Still, though, the most important part of his pack, and of his life, was the woman lying next to him.
Aria’s eyes were closed, her long eyelashes a dark, delicate fringe. Colby liked seeing her curly hair spread out across her pillow. It made a kind of cloud around her, like a halo.
He could have looked at her forever: every bit of her was compelling and gorgeous to him, down to her elbows and toes and earlobes. But as he traced expanding circles around her navel, loving the feel of her soft skin beneath his fingers, he heard her stomach growl.
Aria had almost been purring with contentment, but now her eyes shot open. She laughed, but, this close, he could see her cheeks darken very slightly, too, turning an even richer brown.
“Sorry. That’s embarrassing.”
“Embarrassing to me,” Colby said, sliding down a little so he could kiss the slight rise of her belly. “I’m supposed to be making you dinner. I’d decided to, anyway. I just got distracted.”
She smiled. “I’m glad to be distracting.”
“Incredibly, unbelievably distracting.” He wanted that to be perfectly clear. “But—”
“You want to provide for your mate.”
She propped herself up on her elbow, watching him with interest. He had the sudden, not unwelcome idea that she was about to snap a photograph of him; he recognized the gleam of professional interest in her eyes.
“I keep forgetting you probably understand all this stuff even better than I do.”
She scoffed. “Please. I understand it from the outside. I’ve spent a lot of time watching how wolves behave, sure. But I’ve spent a lot of time watching other animals, too, so I haven’t had time to pick up all the—lupine subtleties. You know them from the inside-out. You have them.”
She slid off the bed and stood up, gloriously, enchantingly naked.
Colby had a hard time taking his eyes off her. “I hate to say this, but if you actually want us to wind up with any kind of dinner, you might want to get dressed again.”
He might have hated saying it, but she definitely didn’t hate hearing it. Her face lit up even more, and she did a little shimmy that just about snapped his brain in two.

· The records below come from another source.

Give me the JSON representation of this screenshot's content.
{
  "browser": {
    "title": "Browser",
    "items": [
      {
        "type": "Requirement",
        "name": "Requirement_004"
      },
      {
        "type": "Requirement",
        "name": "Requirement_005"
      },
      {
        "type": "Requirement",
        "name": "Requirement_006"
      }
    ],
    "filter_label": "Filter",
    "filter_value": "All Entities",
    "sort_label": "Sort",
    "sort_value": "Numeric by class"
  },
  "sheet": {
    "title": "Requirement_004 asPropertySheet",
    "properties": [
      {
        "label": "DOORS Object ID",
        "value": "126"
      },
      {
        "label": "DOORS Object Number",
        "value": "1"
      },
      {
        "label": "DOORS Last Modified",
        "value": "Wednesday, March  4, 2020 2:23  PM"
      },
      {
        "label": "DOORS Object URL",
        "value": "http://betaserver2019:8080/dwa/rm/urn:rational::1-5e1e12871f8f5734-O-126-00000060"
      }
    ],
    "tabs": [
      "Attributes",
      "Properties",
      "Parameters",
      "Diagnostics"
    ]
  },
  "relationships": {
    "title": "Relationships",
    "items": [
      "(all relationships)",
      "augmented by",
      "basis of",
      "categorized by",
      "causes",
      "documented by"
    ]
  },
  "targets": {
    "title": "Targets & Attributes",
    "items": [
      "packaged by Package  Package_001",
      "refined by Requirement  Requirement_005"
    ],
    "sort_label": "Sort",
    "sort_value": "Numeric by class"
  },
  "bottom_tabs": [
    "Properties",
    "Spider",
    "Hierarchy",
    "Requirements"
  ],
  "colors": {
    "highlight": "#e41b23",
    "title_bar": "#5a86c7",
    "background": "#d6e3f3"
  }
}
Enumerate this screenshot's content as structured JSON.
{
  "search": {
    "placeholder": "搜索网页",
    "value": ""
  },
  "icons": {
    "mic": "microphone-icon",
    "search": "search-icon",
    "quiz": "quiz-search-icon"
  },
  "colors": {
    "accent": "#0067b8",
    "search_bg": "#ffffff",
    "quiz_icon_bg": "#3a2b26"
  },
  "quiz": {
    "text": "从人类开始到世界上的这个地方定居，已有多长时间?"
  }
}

He couldn’t believe she wasn’t used to being admired—or feeling like she should have admiration. It was self-evident to him that she was the most beautiful woman in the world. That was just a fact.
“I’ll have mercy,” Aria said primly, “and put some clothes on. But you have to do it too. Just because it’s not as obvious when a woman gets turned on doesn’t mean I don’t—unavoidably respond to you being naked.”
His wolf radiated smugness.
Actually, screw it, he radiated smugness.
“I’ll put on some clothes,” he said.
He kissed her on the forehead.
He still felt like he was going to wake up from a dream.
*
He might have struck up a new and better relationship with his wolf, but that didn’t mean his wolf was tremendously helpful in this whole “cooking dinner for Aria” scheme. You couldn’t get much further apart than “wolf” and “chef.”
He had to stand in the middle of the kitchen for almost a minute, silently reasoning with the mutt.
No, I don’t just want to go out and hunt down a “tasty deer” for her and then drag it back here. Humans like cooked meat, remember? And a lot of them are still traumatized from Bambi. Just because Aria knows that nature can be gory isn’t any reason to dump a dead deer on her kitchen floor, all right?
Muskoxen? his wolf said hopefully.
Colby felt like tearing his hair out. Have you ever actually seen a muskox, buddy? Because I haven’t. I don’t think we’re going to find one in the backyard.
His wolf sulked a little and then very tentatively said, Blueberries? Apples?
Those—weren’t terrible suggestions. And he could feel his own stomach growl just thinking about them. Whenever he and his dad had spent time on four legs in the woods, he’d always enjoyed foraging for sweet berries and fallen apples and pears as much as he’d enjoyed hunting. Wolves could have pretty flexible appetites.